The only real issue here is the rapper’s seeming desire to bring hip-hop back to the aesthetics of his heroes. Game might as well give Tony Montana a production credit. He’s trying to bring back gangsta rap, and it’s hard to get behind that. The problem isn’t really the violence, as Game gets sad about funerals just as much as he glorifies drive-bys here, and a contrived sense of danger’s been part of American music for time immemorial-Johnny Cash was more thug-life than any rapper alive, remember, so don’t blame rap for being too violent.

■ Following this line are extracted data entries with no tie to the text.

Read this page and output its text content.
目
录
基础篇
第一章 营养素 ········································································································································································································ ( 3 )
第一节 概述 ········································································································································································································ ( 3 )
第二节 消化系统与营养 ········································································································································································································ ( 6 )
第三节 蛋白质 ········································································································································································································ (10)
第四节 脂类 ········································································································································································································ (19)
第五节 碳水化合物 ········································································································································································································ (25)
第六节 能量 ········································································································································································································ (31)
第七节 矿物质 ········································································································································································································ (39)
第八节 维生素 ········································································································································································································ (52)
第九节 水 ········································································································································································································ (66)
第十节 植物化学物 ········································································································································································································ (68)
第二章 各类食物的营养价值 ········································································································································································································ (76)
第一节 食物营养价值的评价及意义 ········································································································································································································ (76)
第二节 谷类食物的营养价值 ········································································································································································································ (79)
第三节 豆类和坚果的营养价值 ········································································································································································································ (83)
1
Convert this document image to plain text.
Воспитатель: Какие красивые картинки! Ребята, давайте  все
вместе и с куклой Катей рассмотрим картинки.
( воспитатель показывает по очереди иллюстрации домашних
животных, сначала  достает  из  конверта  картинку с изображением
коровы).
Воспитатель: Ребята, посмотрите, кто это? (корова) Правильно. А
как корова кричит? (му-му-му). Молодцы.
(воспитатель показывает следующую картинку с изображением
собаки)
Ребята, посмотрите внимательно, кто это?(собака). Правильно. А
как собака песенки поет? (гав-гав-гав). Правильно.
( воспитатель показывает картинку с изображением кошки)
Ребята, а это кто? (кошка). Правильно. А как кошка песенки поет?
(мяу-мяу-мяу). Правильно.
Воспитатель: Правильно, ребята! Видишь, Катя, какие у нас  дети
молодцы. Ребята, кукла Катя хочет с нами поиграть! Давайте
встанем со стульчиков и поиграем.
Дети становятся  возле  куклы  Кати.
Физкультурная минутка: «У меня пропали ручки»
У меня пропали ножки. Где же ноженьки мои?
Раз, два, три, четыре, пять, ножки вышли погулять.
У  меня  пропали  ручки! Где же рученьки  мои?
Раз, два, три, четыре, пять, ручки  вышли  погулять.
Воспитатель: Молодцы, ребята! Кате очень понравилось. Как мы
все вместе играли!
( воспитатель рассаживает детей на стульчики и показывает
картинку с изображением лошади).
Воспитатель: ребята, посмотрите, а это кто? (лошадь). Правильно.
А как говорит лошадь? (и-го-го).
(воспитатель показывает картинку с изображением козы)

No, the real problem isn’t the sense of danger, but the scent of derivativeness to comee. Obviously, if a new golden era of gang violence actually came about, that would dwarf any other problem, but as that’s not likely to happen, at least not because of this record. One would be wise, though, to be weary of the possibility of a slew of boring imitators jumping on the AK-train (because violence is just easier to rap about when you don’t have any talent), which is a much more likely scenario. It’s true, hip hop’s been in a platinum-plated rut for a while, and maybe this record is a response to that, an attempt to break the complacency. We get it Game, you’re hard. Just remember that tired violence is just a boring as tired materialism.